The underlying mechanisms of decentralized exchanges open them up to attacks that in some cases look similar to those that can disrupt centralized exchanges, and in other cases are entirely unique to DEXs.

If, for example, multiple traders have spotted an arbitrage opportunity at the same time involving a trade between two cryptocurrencies on two different exchanges, they might both submit a transaction request to the Ethereum Network for the trade, creating a competitive bidding process among them to execute the transaction first.

This auction process creates a time delay between the moment a blockchain transaction is broadcast to the network and the moment that the same transaction is mined into a block and registered to the blockchain, a delay that gets longer when the network is congested with many transactions in the order queue. This makes certain kinds of abusive “attacks” on decentralized exchanges possible, which essentially consist of “frontrunning” transactions. 
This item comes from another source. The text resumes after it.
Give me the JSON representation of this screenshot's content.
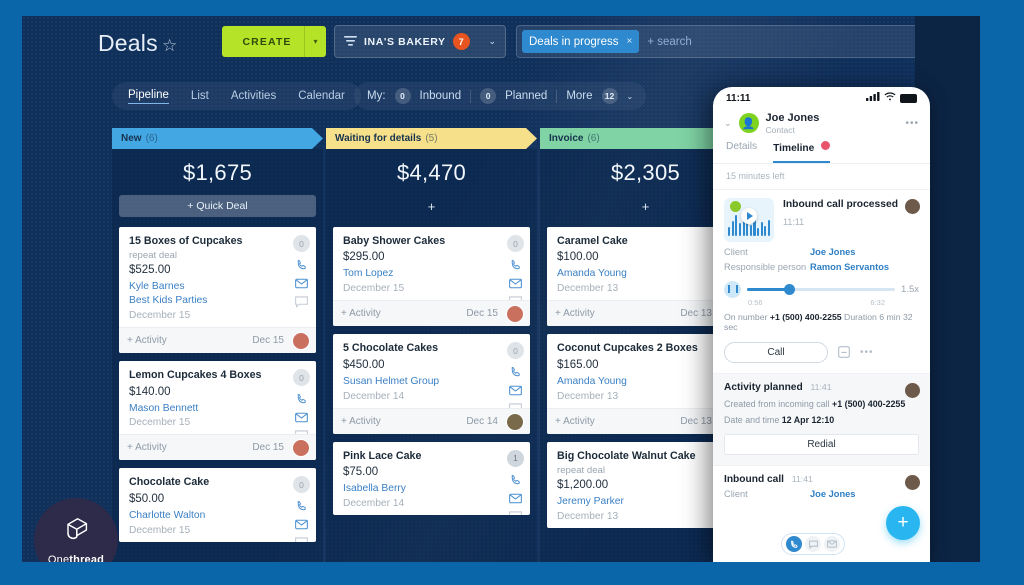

Frontrunning in a DEX is both similar and different. In a DEX, an individual might observe a transaction after it is broadcast publicly to a network, but before it is finalized, and attempt to have their own transaction confirmed before or instead of the observed transaction. This can take the form of several kinds of attacks:

• Displacement attack: This exploit attempts to substitute a different transaction for one that has been identified as profitable. After discovering a transaction request in the order queue that could be profitable, a frontrunner sets the gas price for their transaction to be higher than that of the target transaction. By linking their transaction to a higher incentive, a front-runner can generally expect miners to give it a higher priority than the one they’re attempting to front-run.
• Insertion attack: This exploit places transactions between a potential transaction between two counterparties, extracting value from both sides of the original transaction. In this kind of an attack, a frontrunner sees buy and sell orders with a significant value spread as they’re published to the blockchain but before they’re finalized, and immediately attempts to buy from the trader selling at a lower price while selling from the trader buying at a high price. Without the insertion, the two counterparties might have settled their transaction at the midpoint of the spread; with the insertion, the attacker carves out the full spread as their own profit. While this type of insertion attack is “symmetric” (e.g., an attack that impacts two separate counterparties), there’s also an asymmetric form of the insertion attack: For example, if a trader who has an offer out to sell at a low price attempts to cancel that order due to rapid appreciation in the asset they’re trying to sell, a frontrunner can insert a quick purchase order to acquire the asset at the low price before the cancellation is processed, then turn around and sell the asset at the new higher market price.
• Suppression attack: This exploit seeks to temporarily delay the completion of other transactions while the frontrunner completes their profitable transactions. This can be done by entering a transaction with very high incentive and then flooding the market with a series of low-value transactions that are attached to relatively high incentives, which congest the system as miners complete them, ensuring that the frontrunner’s transaction clears without competition.

Ultimately, what we see is that the present-day version of DEXs solve some of the problems of centralized exchanges, mirror other ones, and introduce a few of their own. The difference is that in centralized exchanges, abuses can only be handled through regulation, investigation and enforcement — a process that requires a resource-intensive central body, which itself might be prone to abuse, to coordinate and carry out. By contrast, in DEXs, marketplace vulnerabilities can be addressed transparently and iteratively via open-source code — which means that if users encounter flaws in our present “DEX 1.0,” we can address them and constantly improve how DEXs operate in versions 2.0, 3.0 and beyond.